Patients for whom treatment fails may benefit from additional treatment, including high-dose chemotherapy with bone marrow rescue. They should be considered for entry into trials of novel therapeutic approaches.[3,4] Consult the PDQ protocol file for information on current clinical trials.

References:

  1. Leibel SA, Sheline GE, Wara WM, et al.: The role of radiation therapy in the treatment of astrocytomas. Cancer 35(6): 1551-1557, 1975.

  2. Packer RJ, Lange B, Ater J, et al.: Carboplatin and vincristine for recurrent and newly diagnosed low-grade gliomas of childhood. Journal of Clinical Oncology 11(5): 850-856, 1993.

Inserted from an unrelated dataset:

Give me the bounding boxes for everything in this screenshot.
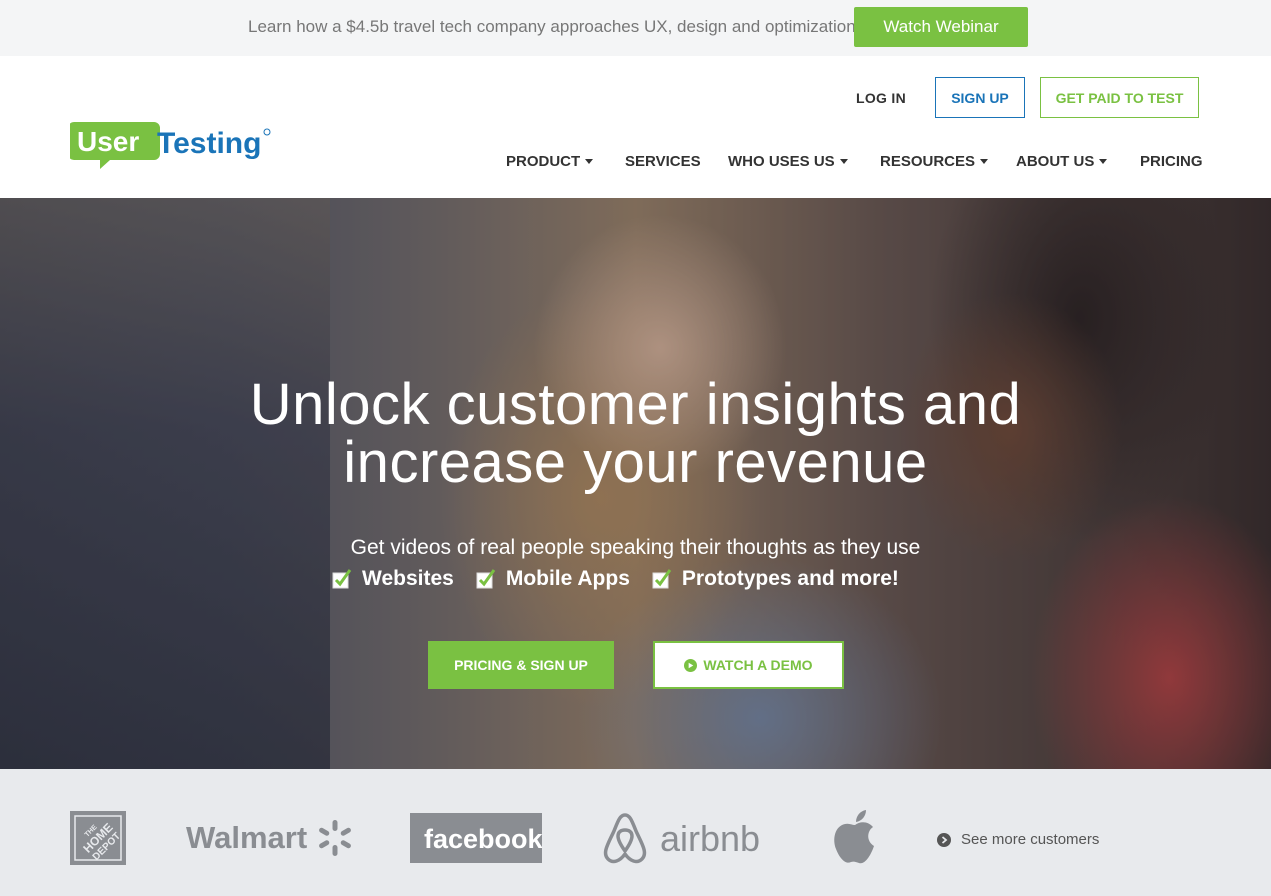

  3. Finlay JL, Goldman S, Wong MC, et al.: Pilot study of high-dose thiotepa and etoposide with autologous bone marrow rescue in children and young adults with recurrent CNS tumors. Journal of Clinical Oncology 14(9): 2495-2503, 1996.

  4. McCowage GB, Friedman HS, Moghrabi A, et al.: Activity of high-dose cyclophosphamide in the treatment of childhood malignant gliomas. Medical and Pediatric Oncology 30(2): 75-80, 1998.